The Vatican's Solar Panels

Rome may forever be remembered for its persecution of Galileo, but the modern church does not see a contradiction between religious conviction and rigorous research.

The church solicits advice from its own academy of scientists, which comprises Nobel Prize winners and top global thought leaders such as Ramanathan, some of whom are atheists or practitioners of other faiths.

And Popes since Pius XII in 1950 increasingly have accepted most tenets of evolution, for example, while other religious denominations have not. Pope Francis's predecessor, Pope Benedict XVI, proclaimed there were "many scientific proofs in favor of evolution, which appears to be a reality."

In fact, it was Benedict who was known as the first "Green Pope." He not only embraced the threat posed by climate change, but pushed nearly a decade ago to try and make the Vatican carbon-neutral. He installed solar panels on a Vatican hall and sought a hybrid popemobile.

"From way, way back in the theological tradition, there has been an emphasis on avoiding the excessive use of the goods of the earth," says Jame Schaefer, a professor of theology at Marquette University who focuses on links between ecology and religion. "Both John Paul and Pope Benedict did a lot to emphasize overconsumption, and greed and the sustainability of the world."

But where Benedict is a shy intellectual, Francis is a charmer. When Francis spoke about evolution in late 2014, he did so in typically memorable fashion.

"God is not a divine being or a magician, but the Creator who brought everything to life," Francis said. "Evolution in nature is not inconsistent with the notion of creation, because evolution requires the creation of beings that evolve."

Ramanathan and others say such oratorical skill in linking science and the divine may be what has been missing from the climate-change discussion.

"About 60 percent of global warming emissions is coming from the wealthiest 1 billion people while the poorest 3 billion can't afford or access fossil fuels," Ramanathan says. "We need technology and science, but the fundamental transformation that is needed is for us to change our attitudes. Scientists don't have the moral authority to ask people to change behavior."

Peter Raven, president emeritus of the Missouri Botanical Garden and a fellow member of the Pontifical Academy of Sciences, says elected officials won’t do so on their own: "Politicians won't naturally push for something that will cause some people discomfort—that requires a moral shift."

Papal Megaphone

With the United Nations this winter bringing heads of state to Paris in hopes of reaching binding agreements to reduce fossil fuel emissions, the Vatican sees 2015 as a pivotal year for it to wield influence.

Already, nearly 70 percent of Catholics believe global warming is happening, more than Americans as a whole, says Leiserowitz. Among those Catholics, 57 percent believe humans are responsible.

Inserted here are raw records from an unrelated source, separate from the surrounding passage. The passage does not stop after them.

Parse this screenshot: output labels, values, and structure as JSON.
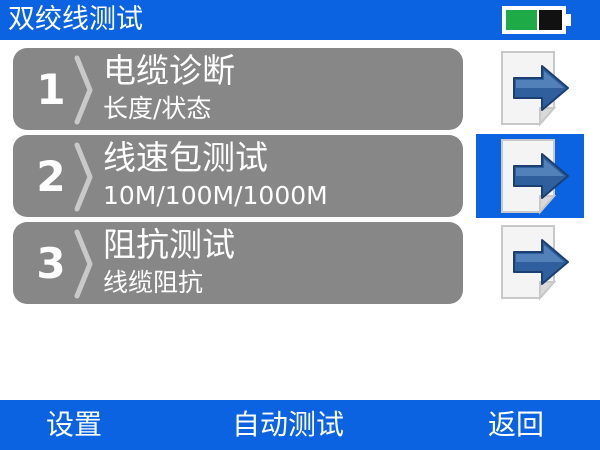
{
  "header": {
    "title": "双绞线测试",
    "battery_level": 0.55
  },
  "menu_items": [
    {
      "number": "1",
      "title": "电缆诊断",
      "subtitle": "长度/状态",
      "selected": false
    },
    {
      "number": "2",
      "title": "线速包测试",
      "subtitle": "10M/100M/1000M",
      "selected": true
    },
    {
      "number": "3",
      "title": "阻抗测试",
      "subtitle": "线缆阻抗",
      "selected": false
    }
  ],
  "footer": {
    "settings_label": "设置",
    "auto_test_label": "自动测试",
    "back_label": "返回"
  },
  "colors": {
    "bar_blue": "#0b63e2",
    "item_gray": "#878787",
    "battery_green": "#1faa48"
  },
  "icons": {
    "item_bracket": "right-bracket-icon",
    "go": "doc-arrow-icon"
  }
}
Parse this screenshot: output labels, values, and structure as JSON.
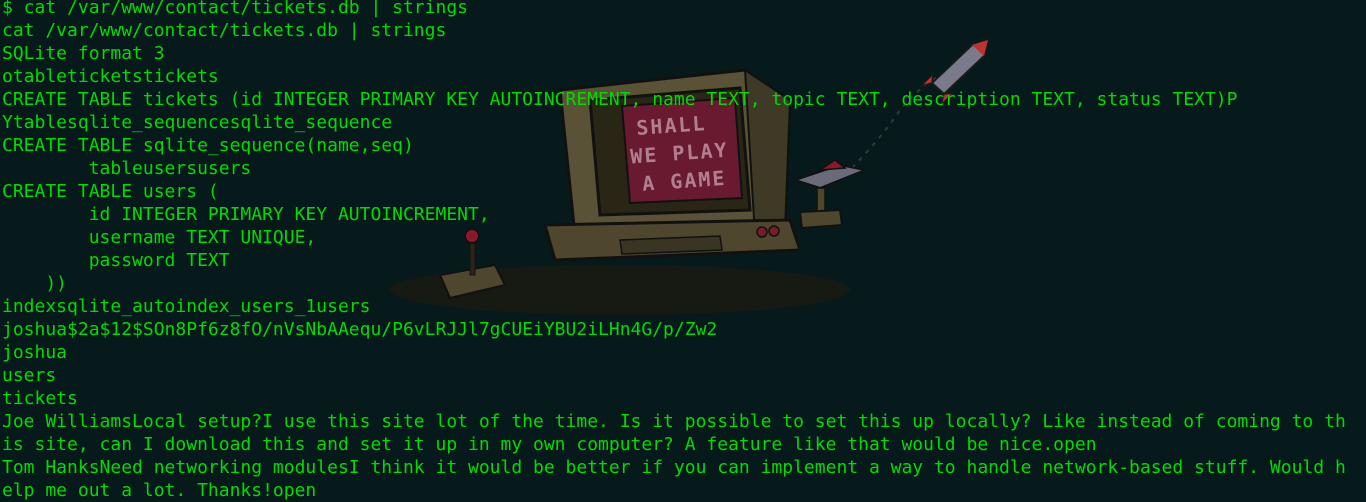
{
  "terminal": {
    "lines": [
      "$ cat /var/www/contact/tickets.db | strings",
      "cat /var/www/contact/tickets.db | strings",
      "SQLite format 3",
      "otableticketstickets",
      "CREATE TABLE tickets (id INTEGER PRIMARY KEY AUTOINCREMENT, name TEXT, topic TEXT, description TEXT, status TEXT)P",
      "Ytablesqlite_sequencesqlite_sequence",
      "CREATE TABLE sqlite_sequence(name,seq)",
      "        tableusersusers",
      "CREATE TABLE users (",
      "        id INTEGER PRIMARY KEY AUTOINCREMENT,",
      "        username TEXT UNIQUE,",
      "        password TEXT",
      "    ))",
      "indexsqlite_autoindex_users_1users",
      "joshua$2a$12$SOn8Pf6z8fO/nVsNbAAequ/P6vLRJJl7gCUEiYBU2iLHn4G/p/Zw2",
      "joshua",
      "users",
      "tickets",
      "Joe WilliamsLocal setup?I use this site lot of the time. Is it possible to set this up locally? Like instead of coming to th",
      "is site, can I download this and set it up in my own computer? A feature like that would be nice.open",
      "Tom HanksNeed networking modulesI think it would be better if you can implement a way to handle network-based stuff. Would h",
      "elp me out a lot. Thanks!open"
    ]
  },
  "wallpaper": {
    "screen_text": [
      "SHALL",
      "WE PLAY",
      "A GAME"
    ],
    "colors": {
      "background": "#061a1c",
      "terminal_text": "#00dc00",
      "monitor_body": "#5a5236",
      "crt_screen": "#6a1a30"
    }
  }
}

But very few people regard climate change as a moral or human health issue, regardless of their religious persuasion. "And that's understandable," Leiserowitz says. "The dominant photo by far that editors go to on climate change stories is a picture of melting ice. But most people don't live next to Antarctica or the Arctic or next to a melting glacier."

Leiserowitz suspects changing that paradigm might help get more people engaged. And nobody has a megaphone like the pope.

"He has an infrastructure," Leiserowitz says. "There are churches and diocese all over the world. Hundreds of millions of people visit his institutions every week. That's a power no environmental group could even dream of."

The church will have help from many rank-and-file Catholics. Catholic environmental organizations already plan to reach out to thousands of U.S. parishes and distribute teaching materials and lessons about the environmental encyclical.

Francis plans to meet with U.S. President Barack Obama and to address a joint session of Congress in September. Of course, members of that chamber include a host of Catholic politicians, including House Speaker John Boehner, many of whom have been barriers  to tackling climate change.

"Some Catholics are going to embrace it and some are not," says Patenaude. "Welcome to the church, and the big Sunday dinner with everybody sitting around arguing."